The capture of Jose Padilla: The majority report said its review of cables and other CIA records shows that the use of CIA’s torture techniques on the detainee Abu Zubaydah “played no role” in the identification of the terrorist Jose Padilla, a U.S. citizen and Muslim convert who was convicted in 2011 for involvement in a terror conspiracy, or the thwarting of plots in which Padilla was involved. The majority also noted that the intelligence community had deemed Padilla’s plots “infeasible.”

But the minority report asserted that the “breadth” of the information Abu Zubaydah gave up while he was being subjected to enhanced interrogation, and the impact that information had on subsequent intelligence efforts, reflected the effectiveness of the CIA’s Detention and Interrogation Program.

Thwarting of the U.K. Urban Targets Plot: While the CIA frequently cited the purported thwarting of Khalid Sheikh-Mohamed’s plot against targets at Heathrow Airport and Canary Wharf as an enhanced interrogation success story, the report says the plot itself never progressed beyond the planning of initial stages before its main orchestrators were captured.

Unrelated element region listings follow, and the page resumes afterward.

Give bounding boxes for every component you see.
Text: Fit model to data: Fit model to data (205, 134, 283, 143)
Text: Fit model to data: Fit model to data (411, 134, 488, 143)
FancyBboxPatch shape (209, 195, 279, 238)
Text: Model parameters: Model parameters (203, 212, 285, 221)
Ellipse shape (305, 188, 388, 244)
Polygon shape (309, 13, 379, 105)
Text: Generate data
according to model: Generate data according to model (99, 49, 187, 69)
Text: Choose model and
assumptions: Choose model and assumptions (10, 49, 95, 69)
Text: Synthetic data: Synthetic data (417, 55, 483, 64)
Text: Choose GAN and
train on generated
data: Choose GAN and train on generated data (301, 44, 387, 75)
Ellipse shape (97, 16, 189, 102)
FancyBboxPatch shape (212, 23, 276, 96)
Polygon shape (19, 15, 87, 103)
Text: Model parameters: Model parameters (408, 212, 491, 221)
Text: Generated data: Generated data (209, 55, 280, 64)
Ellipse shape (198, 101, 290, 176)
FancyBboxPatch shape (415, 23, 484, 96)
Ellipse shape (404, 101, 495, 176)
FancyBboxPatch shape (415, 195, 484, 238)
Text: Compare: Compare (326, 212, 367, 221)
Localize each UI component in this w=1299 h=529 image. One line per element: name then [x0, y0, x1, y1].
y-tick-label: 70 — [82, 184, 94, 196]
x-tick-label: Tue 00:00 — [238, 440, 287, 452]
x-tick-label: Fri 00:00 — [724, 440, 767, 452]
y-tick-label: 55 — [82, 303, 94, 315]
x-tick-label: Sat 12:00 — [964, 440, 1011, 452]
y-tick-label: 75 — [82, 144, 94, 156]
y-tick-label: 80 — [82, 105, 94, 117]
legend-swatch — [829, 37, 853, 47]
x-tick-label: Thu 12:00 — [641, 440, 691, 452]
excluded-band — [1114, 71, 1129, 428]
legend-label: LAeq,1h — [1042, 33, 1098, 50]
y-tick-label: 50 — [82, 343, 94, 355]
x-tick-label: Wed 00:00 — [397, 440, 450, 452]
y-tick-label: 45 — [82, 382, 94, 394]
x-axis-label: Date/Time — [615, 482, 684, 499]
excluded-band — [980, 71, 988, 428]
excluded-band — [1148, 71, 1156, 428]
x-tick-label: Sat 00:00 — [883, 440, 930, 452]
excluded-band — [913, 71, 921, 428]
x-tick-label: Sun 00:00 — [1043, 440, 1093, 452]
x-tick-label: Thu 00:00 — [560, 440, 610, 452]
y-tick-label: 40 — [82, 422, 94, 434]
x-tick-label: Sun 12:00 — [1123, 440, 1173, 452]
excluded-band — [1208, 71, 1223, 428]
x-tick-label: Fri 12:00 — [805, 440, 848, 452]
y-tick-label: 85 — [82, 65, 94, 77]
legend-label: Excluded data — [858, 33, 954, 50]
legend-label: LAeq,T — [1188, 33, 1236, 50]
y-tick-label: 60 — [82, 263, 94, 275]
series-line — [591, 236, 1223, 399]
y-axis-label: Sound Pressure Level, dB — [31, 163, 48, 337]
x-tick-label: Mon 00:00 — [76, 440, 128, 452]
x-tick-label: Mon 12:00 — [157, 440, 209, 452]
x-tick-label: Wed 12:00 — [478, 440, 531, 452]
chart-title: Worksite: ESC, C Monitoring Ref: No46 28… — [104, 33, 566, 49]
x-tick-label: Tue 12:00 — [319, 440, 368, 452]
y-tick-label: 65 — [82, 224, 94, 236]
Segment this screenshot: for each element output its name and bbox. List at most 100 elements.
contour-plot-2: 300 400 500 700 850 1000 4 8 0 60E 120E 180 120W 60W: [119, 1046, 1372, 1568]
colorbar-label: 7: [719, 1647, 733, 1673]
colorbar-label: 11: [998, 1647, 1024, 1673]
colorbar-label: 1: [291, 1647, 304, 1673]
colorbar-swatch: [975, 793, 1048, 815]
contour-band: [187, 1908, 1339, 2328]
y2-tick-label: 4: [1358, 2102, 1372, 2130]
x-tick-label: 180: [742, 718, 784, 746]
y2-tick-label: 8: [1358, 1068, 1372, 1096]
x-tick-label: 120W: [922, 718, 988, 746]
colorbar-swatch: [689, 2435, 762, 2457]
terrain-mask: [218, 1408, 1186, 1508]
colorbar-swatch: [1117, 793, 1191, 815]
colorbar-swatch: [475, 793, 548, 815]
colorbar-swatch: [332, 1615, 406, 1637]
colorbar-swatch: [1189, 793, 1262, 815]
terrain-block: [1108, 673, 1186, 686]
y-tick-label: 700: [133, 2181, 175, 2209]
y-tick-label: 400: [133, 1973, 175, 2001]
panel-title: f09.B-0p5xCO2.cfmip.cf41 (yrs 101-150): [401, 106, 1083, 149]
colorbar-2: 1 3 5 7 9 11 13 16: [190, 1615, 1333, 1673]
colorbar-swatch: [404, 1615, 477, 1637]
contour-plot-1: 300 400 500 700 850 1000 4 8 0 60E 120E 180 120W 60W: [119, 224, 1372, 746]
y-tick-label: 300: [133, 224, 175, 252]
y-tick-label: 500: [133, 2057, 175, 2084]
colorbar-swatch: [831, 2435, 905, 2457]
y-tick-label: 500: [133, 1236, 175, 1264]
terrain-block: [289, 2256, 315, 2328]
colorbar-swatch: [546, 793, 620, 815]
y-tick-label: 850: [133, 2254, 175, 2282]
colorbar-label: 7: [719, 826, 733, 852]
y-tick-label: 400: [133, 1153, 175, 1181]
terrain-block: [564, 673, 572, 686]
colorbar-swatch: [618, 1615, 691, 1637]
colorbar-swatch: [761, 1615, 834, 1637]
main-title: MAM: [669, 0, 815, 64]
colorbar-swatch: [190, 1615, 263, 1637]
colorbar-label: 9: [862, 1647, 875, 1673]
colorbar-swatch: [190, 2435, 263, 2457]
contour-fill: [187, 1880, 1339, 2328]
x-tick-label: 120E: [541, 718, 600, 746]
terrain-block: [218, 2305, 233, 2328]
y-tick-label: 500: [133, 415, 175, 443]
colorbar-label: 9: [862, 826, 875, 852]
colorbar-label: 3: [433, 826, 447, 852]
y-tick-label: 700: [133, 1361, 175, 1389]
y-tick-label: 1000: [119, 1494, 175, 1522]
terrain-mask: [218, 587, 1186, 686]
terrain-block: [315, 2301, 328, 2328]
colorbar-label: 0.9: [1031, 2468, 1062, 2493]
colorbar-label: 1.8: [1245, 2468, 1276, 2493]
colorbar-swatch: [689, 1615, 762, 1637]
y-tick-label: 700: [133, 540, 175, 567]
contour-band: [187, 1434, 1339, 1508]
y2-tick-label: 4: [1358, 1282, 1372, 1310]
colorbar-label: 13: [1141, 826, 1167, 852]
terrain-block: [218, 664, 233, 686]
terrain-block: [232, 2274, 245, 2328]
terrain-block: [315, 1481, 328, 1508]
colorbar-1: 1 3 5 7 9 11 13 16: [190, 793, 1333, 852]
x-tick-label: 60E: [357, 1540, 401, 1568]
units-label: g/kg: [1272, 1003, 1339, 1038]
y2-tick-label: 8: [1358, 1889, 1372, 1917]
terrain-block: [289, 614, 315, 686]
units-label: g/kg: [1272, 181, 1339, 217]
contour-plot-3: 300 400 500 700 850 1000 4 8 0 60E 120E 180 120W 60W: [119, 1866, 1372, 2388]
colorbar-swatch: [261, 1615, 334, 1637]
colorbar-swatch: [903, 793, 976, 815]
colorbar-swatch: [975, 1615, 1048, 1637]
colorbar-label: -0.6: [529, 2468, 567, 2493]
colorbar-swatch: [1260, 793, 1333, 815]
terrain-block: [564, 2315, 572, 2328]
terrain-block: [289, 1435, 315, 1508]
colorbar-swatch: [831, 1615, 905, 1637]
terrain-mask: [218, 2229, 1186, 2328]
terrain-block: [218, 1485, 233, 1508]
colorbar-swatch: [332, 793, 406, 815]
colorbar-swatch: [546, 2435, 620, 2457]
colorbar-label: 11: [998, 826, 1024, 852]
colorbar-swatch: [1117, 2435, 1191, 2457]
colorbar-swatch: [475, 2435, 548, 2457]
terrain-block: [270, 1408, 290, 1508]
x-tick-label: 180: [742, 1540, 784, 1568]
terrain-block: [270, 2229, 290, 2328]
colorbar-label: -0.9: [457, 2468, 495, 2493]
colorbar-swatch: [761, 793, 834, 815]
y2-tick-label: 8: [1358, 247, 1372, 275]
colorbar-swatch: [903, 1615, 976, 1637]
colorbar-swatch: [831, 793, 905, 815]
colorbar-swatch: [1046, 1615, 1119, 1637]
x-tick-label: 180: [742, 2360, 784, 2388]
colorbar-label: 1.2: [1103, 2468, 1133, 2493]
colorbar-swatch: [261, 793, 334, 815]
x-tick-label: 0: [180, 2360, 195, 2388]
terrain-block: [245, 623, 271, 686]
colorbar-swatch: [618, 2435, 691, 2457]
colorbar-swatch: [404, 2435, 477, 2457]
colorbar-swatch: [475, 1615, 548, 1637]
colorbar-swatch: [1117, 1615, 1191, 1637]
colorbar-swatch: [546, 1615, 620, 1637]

But the minority report contended the CIA interrogation program “played a key role in disrupting the Heathrow and Canary Wharf plotting.”

The “tip-off” about bin Laden courier Abu Ahmad al-Kuwaiti: The committee report noted repeatedly that multiple detainees provided information about Abu Ahmad al-Kuwaiti, a key courier to Osama bin Laden, outside of enhanced interrogation. Hassan Ghul, who provided key information about al-Kuwaiti in 2004, provided the most valuable information on al-Kuwaiti, the report found, before he was subject to torture techniques.

The minority report said that while there was other information in CIA databases about al-Kuwaiti, the information was not recognized as important by analysts until after other detainees corroborated that information during enhanced interrogation.